Des statues d’inspiration égyptienne ou mésopotamienne, voire d’art africain,( d’inspiration n’est ce-pas !) mâtinées de ressemblances surprenantes avec des stars du show business d’aujourd’hui si j’ose ainsi dire. Une statue également de belle dimension représentant le combat d’ “Hydra and Kali” est présentée en deux versions, l’une en bronze, l’autre recouverte d’une concrétion de coraux colorés. Un syncrétisme étonnant, une mise en résonance d’oeuvres appartenant à des cultures et civilisations différentes, Damien Hirst aime à mélanger les genres à en faire perdre les repères temporels à un public subjugué et ébloui, mais çà marche ! Néo-classicisme, le terme serait saugrenu, mais emphase et vanité à la sauce Hollywood ou Cinécita, une surenchère visuelle faite pour impressionner, donner des impressions, rallumer des flashs de mémoire.

Toujours plus haut, toujours plus loin, mais l’on n’est pas ici dans une course olympique, l’on a l’impression que l’on veut bluffer le spectateur par une démesure, une manipulation d’ordre psychologique en le drapant dans une mémoire artistique antique contre laquelle les critiques ne sont pas de mise. Respectabilité oblige !

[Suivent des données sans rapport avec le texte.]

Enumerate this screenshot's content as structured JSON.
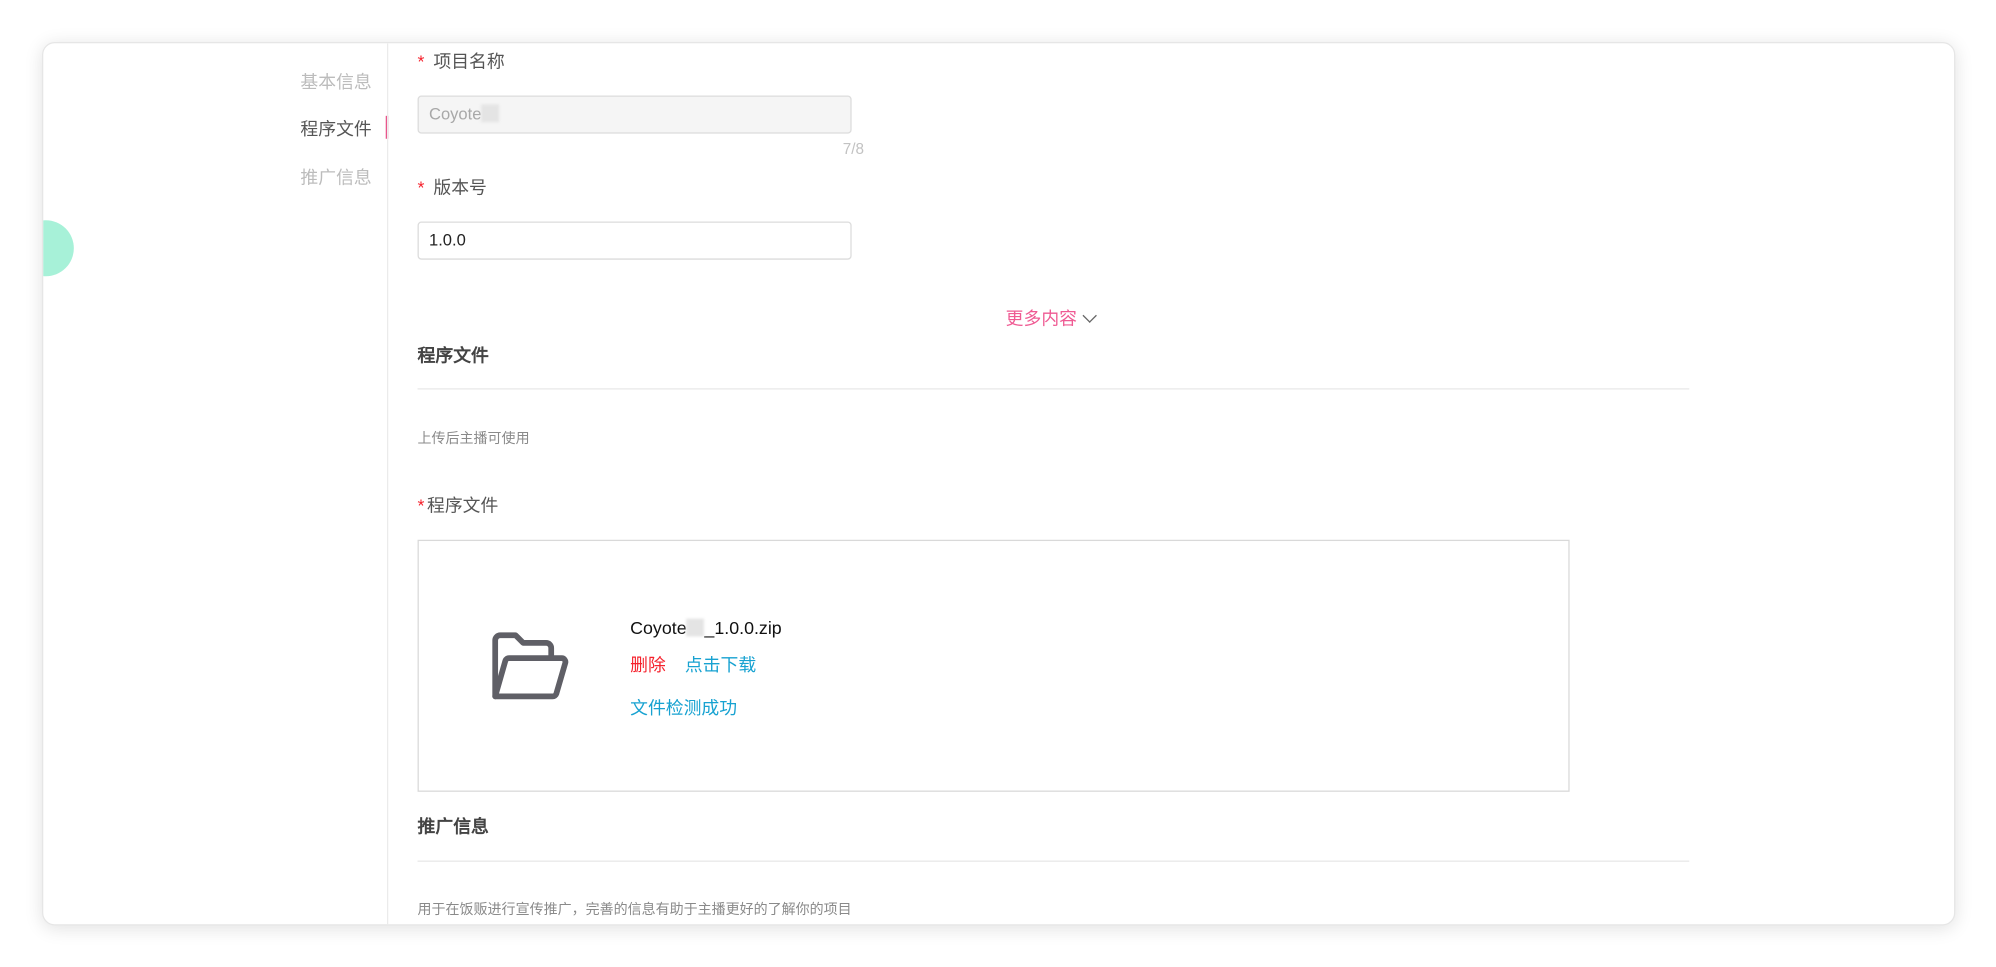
{
  "sidebar": {
    "items": [
      {
        "label": "基本信息",
        "active": false
      },
      {
        "label": "程序文件",
        "active": true
      },
      {
        "label": "推广信息",
        "active": false
      }
    ]
  },
  "form": {
    "project_name": {
      "required_mark": "*",
      "label": "项目名称",
      "value": "Coyote",
      "counter": "7/8",
      "disabled": true
    },
    "version": {
      "required_mark": "*",
      "label": "版本号",
      "value": "1.0.0"
    },
    "more_link": "更多内容"
  },
  "program_file_section": {
    "title": "程序文件",
    "hint": "上传后主播可使用",
    "field_required_mark": "*",
    "field_label": "程序文件",
    "file": {
      "name_prefix": "Coyote",
      "name_suffix": "_1.0.0.zip",
      "delete_label": "删除",
      "download_label": "点击下载",
      "status": "文件检测成功"
    }
  },
  "promo_section": {
    "title": "推广信息",
    "hint": "用于在饭贩进行宣传推广，完善的信息有助于主播更好的了解你的项目"
  },
  "colors": {
    "accent_pink": "#ef5a93",
    "required_red": "#f5222d",
    "link_blue": "#17a2d1",
    "bubble_green": "#a7f1d8"
  },
  "icons": {
    "folder": "folder-open-icon",
    "chevron": "chevron-down-icon"
  }
}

[**Damien Hirst*] est bel et bien le témoin de notre époque, la mesure, l’aune de référence, une boursouflure «nouveau riche» kitsch, une démonstration de puissance impuissante. Il se veut plus sage, plus respectueux, moins jean-foutre, moins scandaleux et plus académique, à la recherche d’une respectabilité et artistique et culturelle tel le héraut d’une Pop culture triomphante. Comme un malade avant une cure de désintoxication et en état de manque, il semble courir après une filiation et une légitimation dont il ressent le besoin. Il recherche ainsi frénétiquement ses repères. On a certes l’impression qu’il désire faire oublier les outrances médiatiques de ses requins ou de ses veaux conservés dans un bain de formaldéhyde (formol). C’est un artiste de la communication indubitablement, ses oeuvres sont «papier glacé », élégantes et aussi raffinées. Leur aspect «kitsch» les positionnent quelque peu dans la décoration d’appartements de luxe et de prestige que renforce la présentation de l’exposition au Palazzo Grassi, c ‘est du travail de bon faiseur certes, de copieur mais sans le génie ni la marque. Les bronzes ont été réalisés par les fonderies Pangolin près de Gloucester en Grande-Bretagne et les marbres dans la région de Carrare en Italie. L’imaginaire est paradoxalement bien faible. Dans un survol laborieux de siècles d’histoire de l’art et tout y passe, de l’antiquité égyptienne, mésopotamienne ou grecque en passant par les cultures aztèques, la Renaissance et l’art africain, bref une Babel ou auberge espagnole au choix, un stock d’éléments de décors et de fournitures néo pour le cinéma, des «spotsi d’Ossieck, des doubitchous» au goût très singulier !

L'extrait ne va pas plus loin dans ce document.